Ann’s Fashion Tarot, Crimson Edition: Death.

The Death card says, you thought this was an ending but it’s just a state-change. It’s fragrant, it’s a verb. Pay attention.

The tub containing my organs stayed in the fridge for quite a while, like more than a week. I figured this was fine because someone had written “50% alcohol” on the outside, which I guessed would preserve it for a good long time. Then again, I didn’t want it preserved to the point of being pickled or whatever. I wanted it buried ASAP. My kid said he would do it. I asked mostly because he had access to a post-hole digger and we all agreed it should be buried it deep so the dog or a deer or something wouldn’t dig it up. Not that I would care about it being consumed but at the same time I wanted the full effects of full-on decomposition in a spot where I could monitor progress, progress being the growth of sumac, which is what I thought maybe we should plant on top. Sumac because it’s red and it grows fast.

My kid knows a lot about plants, all of a sudden, somehow he has become this knowledgeable plant person. I asked about this a while ago, like, what’s with plants now? He’s like, well, it’s real-life Pokémon. Powers, state-changes, et cetera. This made sense and from that point on I was totally trusting of his thoughts on plants. He said sumac was perfect because it likes to take over wounded areas and fortify and heal them. Everybody says it’s invasive, but it’s not, it’s the opposite, it finds vulnerabilities and then it roots and flowers and just generally propagates in a way that’s like hey, I got you. 

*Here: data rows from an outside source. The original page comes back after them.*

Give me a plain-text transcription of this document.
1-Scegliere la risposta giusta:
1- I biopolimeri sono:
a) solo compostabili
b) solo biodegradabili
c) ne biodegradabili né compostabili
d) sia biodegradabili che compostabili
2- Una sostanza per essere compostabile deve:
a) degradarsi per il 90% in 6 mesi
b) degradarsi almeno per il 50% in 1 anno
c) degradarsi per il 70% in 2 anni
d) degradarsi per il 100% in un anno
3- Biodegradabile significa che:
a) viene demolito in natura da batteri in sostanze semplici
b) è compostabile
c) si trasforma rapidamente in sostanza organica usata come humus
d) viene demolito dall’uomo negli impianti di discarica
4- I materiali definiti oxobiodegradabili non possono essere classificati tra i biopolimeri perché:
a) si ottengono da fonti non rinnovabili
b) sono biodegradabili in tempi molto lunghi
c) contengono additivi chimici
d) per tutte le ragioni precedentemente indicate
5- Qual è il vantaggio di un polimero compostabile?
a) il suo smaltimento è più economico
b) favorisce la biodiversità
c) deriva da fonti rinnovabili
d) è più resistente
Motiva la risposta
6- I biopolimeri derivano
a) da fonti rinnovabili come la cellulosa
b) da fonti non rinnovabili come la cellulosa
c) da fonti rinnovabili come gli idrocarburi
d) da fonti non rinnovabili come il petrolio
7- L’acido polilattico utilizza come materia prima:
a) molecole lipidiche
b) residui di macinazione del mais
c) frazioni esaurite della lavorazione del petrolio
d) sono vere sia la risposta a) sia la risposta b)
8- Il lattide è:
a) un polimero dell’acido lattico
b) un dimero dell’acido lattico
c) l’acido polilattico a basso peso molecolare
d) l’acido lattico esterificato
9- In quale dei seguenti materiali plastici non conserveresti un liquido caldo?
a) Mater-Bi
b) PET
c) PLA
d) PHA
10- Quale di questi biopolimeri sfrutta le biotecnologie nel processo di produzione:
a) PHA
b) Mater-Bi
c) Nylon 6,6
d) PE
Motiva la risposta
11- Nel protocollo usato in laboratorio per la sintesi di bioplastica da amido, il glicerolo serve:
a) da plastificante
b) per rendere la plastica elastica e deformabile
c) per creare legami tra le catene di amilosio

Into about the second week of this uterus floating in fluid in my fridge I was like, hey, can we get this thing buried, can you come over with that post-hole digger? He says, sure. But then he shows up without the digger because he’s like, I think this would be a better ritual if we did the digging with a shovel. This was fine with me. This was a Friday night, the first truly beautiful breezy day in a damn long time.

where to bury

The Death card says, do not miss big endings. Notice the colors even if the thing has made you so goddamn mad. This is perhaps the opposite of “let go and let God.” It’s like “get this thing out of the fridge and bury it deep and bring me its head a few months from now in the form of red red flowers doing their best to turn a dead thing into the next thing.”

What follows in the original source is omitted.